= Mary Lucia =

American radio personality (born 1970)

Mary Lucia (born August 6, 1970, in Newton, Massachusetts) is a former on-air radio personality who hosted a weekday drive time music show for Minnesota Public Radio station 89.3 The Current in St. Paul, Minnesota. She currently works as a program advisor to Radio K, the student run radio station at the University of Minnesota. She is the sister of musician Paul Westerberg.

==Career==
Known particularly for her unorthodox conversational style of interviewing, Lucia has interviewed Trent Reznor, Studs Terkel, Noel Gallagher, Robbie Robertson, Suzi Quatro, Iggy Pop, Chrissie Hynde, Jack White, Johnny Rotten, John Waters, Chuck D, Richard Hell, Bob Gruen, and Amy Sedaris.

After Disney purchased Rev 105 and changed its name and format, Lucia maintained her dual role as host of a regular day-shift as well as a local music show called "Popular Creeps" (named after a song by former Replacements drummer Chris Mars). After Steve Nelson left the morning show that he co-hosted with Brian Oake, Lucia was paired with Oake for morning drive time.

When Disney changed the format again to rhythmic oldies, the entire air staff, including Lucia, was fired. Lucia went on to host a program on AM 1500 and to cameo on KLBB before being picked up by Minnesota Public Radio in January 2005.

Lucia has also appeared in commercials, live theater productions, done professional voice-over work since the age of 18, freelanced for the Minnesota publication The Rake for 5 years, and appeared in the indie film The Last Word (2003).

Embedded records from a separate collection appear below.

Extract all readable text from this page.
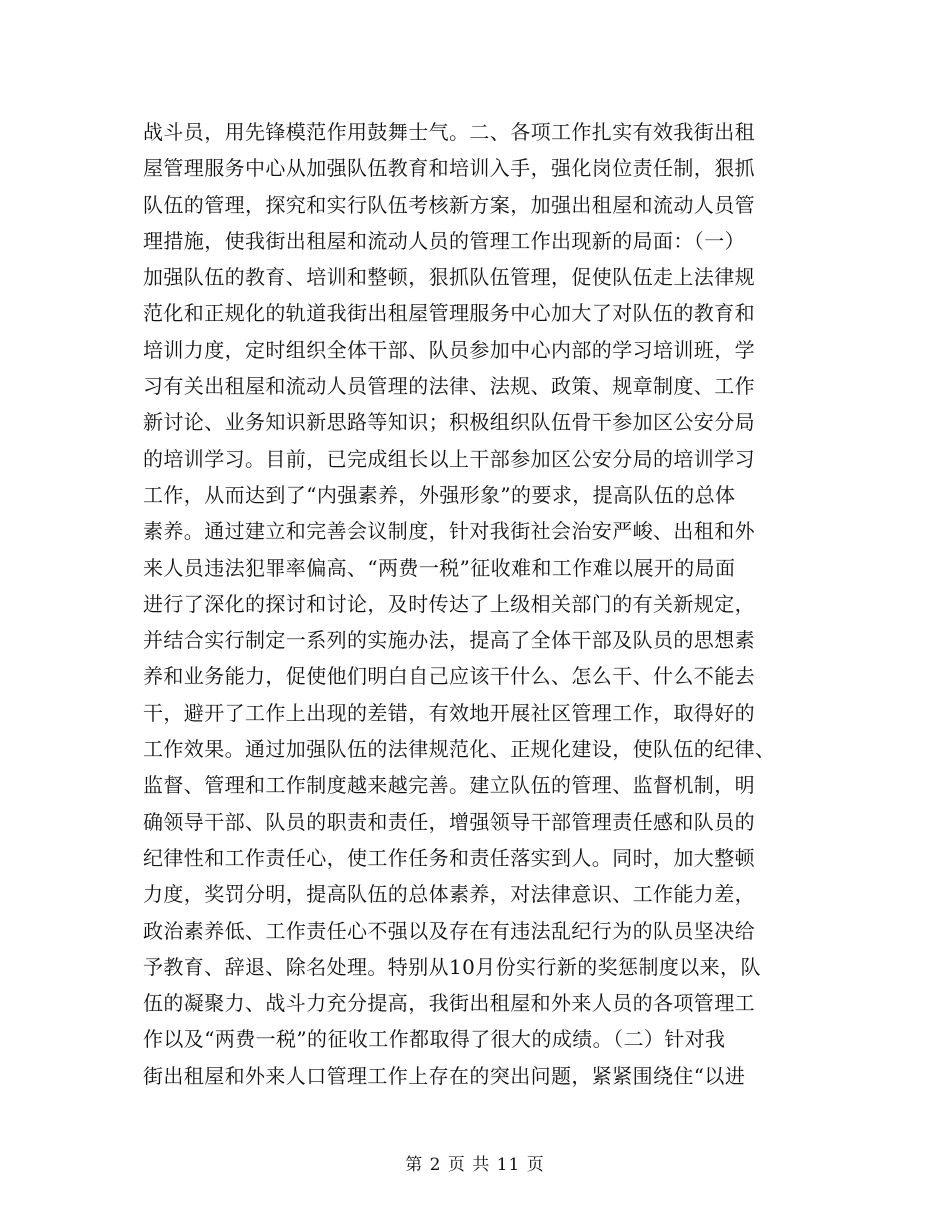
战斗员，用先锋模范作用鼓舞士气。二、各项工作扎实有效我街出租
屋管理服务中心从加强队伍教育和培训入手，强化岗位责任制，狠抓
队伍的管理，探究和实行队伍考核新方案，加强出租屋和流动人员管
理措施，使我街出租屋和流动人员的管理工作出现新的局面：（一）
加强队伍的教育、培训和整顿，狠抓队伍管理，促使队伍走上法律规
范化和正规化的轨道我街出租屋管理服务中心加大了对队伍的教育和
培训力度，定时组织全体干部、队员参加中心内部的学习培训班，学
习有关出租屋和流动人员管理的法律、法规、政策、规章制度、工作
新讨论、业务知识新思路等知识；积极组织队伍骨干参加区公安分局
的培训学习。目前，已完成组长以上干部参加区公安分局的培训学习
工作，从而达到了“内强素养，外强形象”的要求，提高队伍的总体
素养。通过建立和完善会议制度，针对我街社会治安严峻、出租和外
来人员违法犯罪率偏高、“两费一税”征收难和工作难以展开的局面
进行了深化的探讨和讨论，及时传达了上级相关部门的有关新规定，
并结合实行制定一系列的实施办法，提高了全体干部及队员的思想素
养和业务能力，促使他们明白自己应该干什么、怎么干、什么不能去
干，避开了工作上出现的差错，有效地开展社区管理工作，取得好的
工作效果。通过加强队伍的法律规范化、正规化建设，使队伍的纪律、
监督、管理和工作制度越来越完善。建立队伍的管理、监督机制，明
确领导干部、队员的职责和责任，增强领导干部管理责任感和队员的
纪律性和工作责任心，使工作任务和责任落实到人。同时，加大整顿
力度，奖罚分明，提高队伍的总体素养，对法律意识、工作能力差，
政治素养低、工作责任心不强以及存在有违法乱纪行为的队员坚决给
予教育、辞退、除名处理。特别从10月份实行新的奖惩制度以来，队
伍的凝聚力、战斗力充分提高，我街出租屋和外来人员的各项管理工
作以及“两费一税”的征收工作都取得了很大的成绩。（二）针对我
街出租屋和外来人口管理工作上存在的突出问题，紧紧围绕住“以进
第 2 页 共 11 页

She also appeared in Phil Harders award-winning film Tuscaloosa (2020).

Lucia was the audiobook narrator for Bob Mehr's Best Selling biography "Trouble Boys: The Story of the Replacements".

Since 2005 she has produced and organized a yearly benefit for Feline Rescue at the First Ave Main Room, in a musical tribute to David Bowie called "Rock for Pussy".

On November 25th, 2025 Lucia's memoir titled, What Doesn't Kill Me Makes Me Weirder and Harder to Relate To was published through the University of Minnesota Press. Her memoir details her experience as a survivor of stalking while also connecting to her broader life experiences from her youth to becoming a public figure.

==Personal life==
She is the younger sister of rock musician Paul Westerberg of the Replacements.